I’ve been thinking, of late, about apologies.
Saying “I’m sorry” is an act of humility, and of strength. But it can also just be a tool used, insincerely, to alleviate conflict and evade direct responsibility for one’s actions.
Interestingly, this week I had someone pull out an apology I had made to them months ago and try to use it as a bludgeon against me. She pointed to the fact that I had apologized to her, for whatever part I had in the collapse of our friendship, as proof that I was not only fully at fault but downright malicious. That’s right: by apologizing, I had apparently admitted to complete culpability and that culpability proves that I’m a vicious bastard.
Had I not apologized for anything, like her, I’d presumably have the high ground. I’d be free of all guilt. I’d be the victim.
For the record, if I sat down with you and tried to tell you what the hell happened, what I did that was worth throwing a friendship away for, I couldn’t do it. I’m as perplexed now as I was then. And ultimately it doesn’t matter, because clearly a friendship so cagey and fragile is no friendship at all, and its demise is to be celebrated, not mourned.

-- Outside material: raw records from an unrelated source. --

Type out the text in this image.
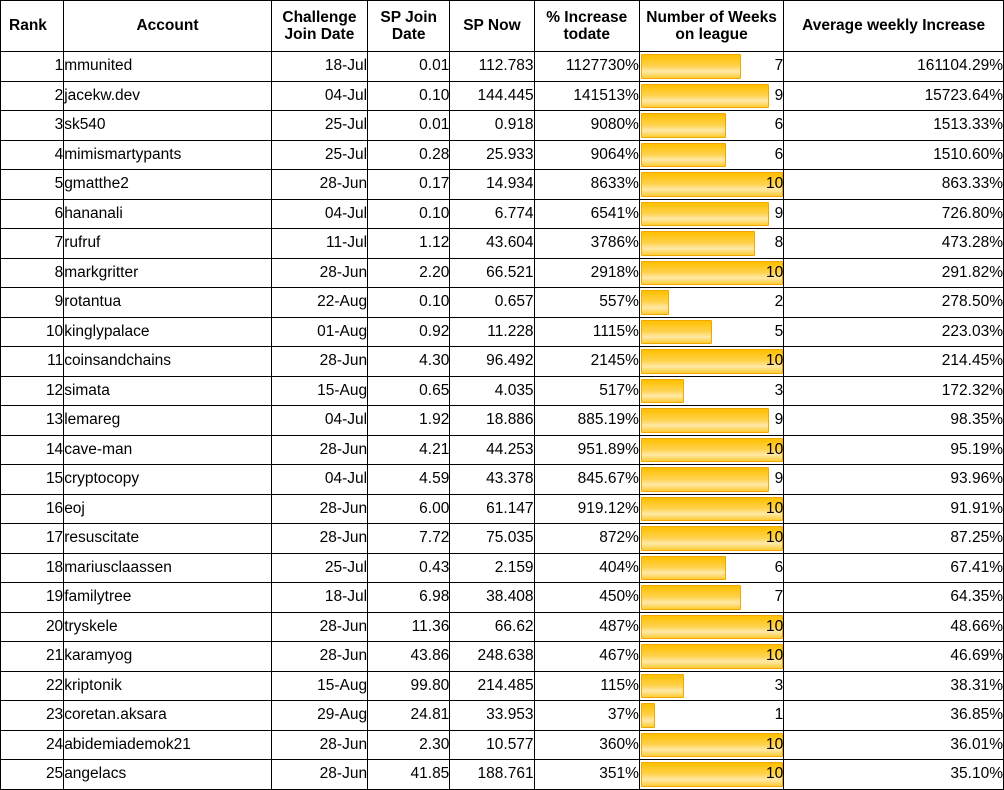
Rank	Account	Challenge Join Date	SP Join Date	SP Now	% Increase todate	Number of Weeks on league	Average weekly Increase
1	mmunited	18-Jul	0.01	112.783	1127730%	7	161104.29%
2	jacekw.dev	04-Jul	0.10	144.445	141513%	9	15723.64%
3	sk540	25-Jul	0.01	0.918	9080%	6	1513.33%
4	mimismartypants	25-Jul	0.28	25.933	9064%	6	1510.60%
5	gmatthe2	28-Jun	0.17	14.934	8633%	10	863.33%
6	hananali	04-Jul	0.10	6.774	6541%	9	726.80%
7	rufruf	11-Jul	1.12	43.604	3786%	8	473.28%
8	markgritter	28-Jun	2.20	66.521	2918%	10	291.82%
9	rotantua	22-Aug	0.10	0.657	557%	2	278.50%
10	kinglypalace	01-Aug	0.92	11.228	1115%	5	223.03%
11	coinsandchains	28-Jun	4.30	96.492	2145%	10	214.45%
12	simata	15-Aug	0.65	4.035	517%	3	172.32%
13	lemareg	04-Jul	1.92	18.886	885.19%	9	98.35%
14	cave-man	28-Jun	4.21	44.253	951.89%	10	95.19%
15	cryptocopy	04-Jul	4.59	43.378	845.67%	9	93.96%
16	eoj	28-Jun	6.00	61.147	919.12%	10	91.91%
17	resuscitate	28-Jun	7.72	75.035	872%	10	87.25%
18	mariusclaassen	25-Jul	0.43	2.159	404%	6	67.41%
19	familytree	18-Jul	6.98	38.408	450%	7	64.35%
20	tryskele	28-Jun	11.36	66.62	487%	10	48.66%
21	karamyog	28-Jun	43.86	248.638	467%	10	46.69%
22	kriptonik	15-Aug	99.80	214.485	115%	3	38.31%
23	coretan.aksara	29-Aug	24.81	33.953	37%	1	36.85%
24	abidemiademok21	28-Jun	2.30	10.577	360%	10	36.01%
25	angelacs	28-Jun	41.85	188.761	351%	10	35.10%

She was the one who turned hostile. She was the one who literally refused to discuss whatever was happening. She was the one who responded to my apology by blocking me on Facebook. She was the one who then wrote a lengthy blog post that wasn’t about me, but in which she defined herself by listing things she doesn’t like, which happened to be things I like (pulp fiction, comics, Bruce Springsteen) which she had apparently been pretending interest in to get close to me for months.
So, if I say I’m not sure what I did to enrage her so much, and that she acted with such unreasoning hostility, why did I apologize in the first place?
I apologized because, as a grown up with some years of life experience behind me, I realized that she wasn’t acting in a vacuum and I was at least somewhat to blame. I had trouble defining my part in the conflict (as I said, she wouldn’t talk to me me about it), but I wasn’t going to deny all blame. So, in an attempt to save a friendship, and in humility, I apologized. I later regretted doing so, even before she turned my apology back at me like a weapon, but I certainly wasn’t wrong to do so.
Of course, an apology doesn’t have to be accepted. Sometimes there’s no forgiveness to be given in return, whether because of the severity of the damage done or (as in the above case) because of an inability to forgive, or even a cruel desire to withhold the chance to atone.
Sometimes, though, the apology is plainly insincere, or it is innately evasive of responsibility and thus unsatisfying. That evasiveness, and lack of satisfaction, can even be subconscious to both parties, but it can ruin all chances at reconciliation.
The evasive apology is the classic political apology. “I’m sorry what I did upset so many people.” Sure. You’re sorry it upset so many people. You’re sorry that you were caught. But you’re not sorry you did it.
Mistakes were made.
This sort of apology changed my life. As I’ve discussed on this blog in the past, I had a fairly hellish childhood. My father was a mean fucking drunk and he did all he could to destroy my sense of self. Most of the major depressive issues I struggle with constantly have their roots in those experiences.
Years later, I confronted him, directly, on all that vicious behavior. He didn’t deny it had happened. He just basically said, “Well, nobody’s perfect, that’s in the past now.”
Mistakes were made. Not only did he not actually apologize, he didn’t take responsibility for his actions. He didn’t say he regretted having hurt me so often and so deliberately. Because he didn’t, because a craven shrug wasn’t enough, I wasn’t able to make the leap of faith I needed to make to forgive him. Added to the fact that his manipulative, negative behavior never actually stopped, it was all too much. I walked away from my relationship with him and haven’t spoken to him in years, and have no intention of ever doing so again. He couldn’t apologize, and he lost his son. On the other hand, he couldn’t apologize, and I gained my freedom.
I discussed this with my shrink when I was in therapy, and I told her had he actually apologized to me for what he had done, I might have been able to work with that. It might have made all the difference. She said that this wasn’t an uncommon event: opportunities are lost forever in a relationship because of the lack of simple, sincere apology.
Simple, sincere, explicit apology. Own up to what you’ve done.
Once, another friend offered apology after a long series of thoughtless actions eroded our relationship to the breaking point. “I’m sorry you feel this way,” he wrote in an email. “I am sorry I let you down.” Not, I’m sorry I acted in this way, but I’m sorry you reacted the way you have. What this told me, basically, was that he saw nothing wrong with the way he’d treated me, and there would probably be no course correction for the sake of our friendship.
With these realizations, I have grown. I apologize when I’m in the wrong, usually very swiftly, because relationships matter and my personal integrity is important to me. I’m humble enough, and strong enough, to acknowledge that I’m wrong. And I make sure to communicate that I am sorry for my failures, not for the reaction those failures earned me.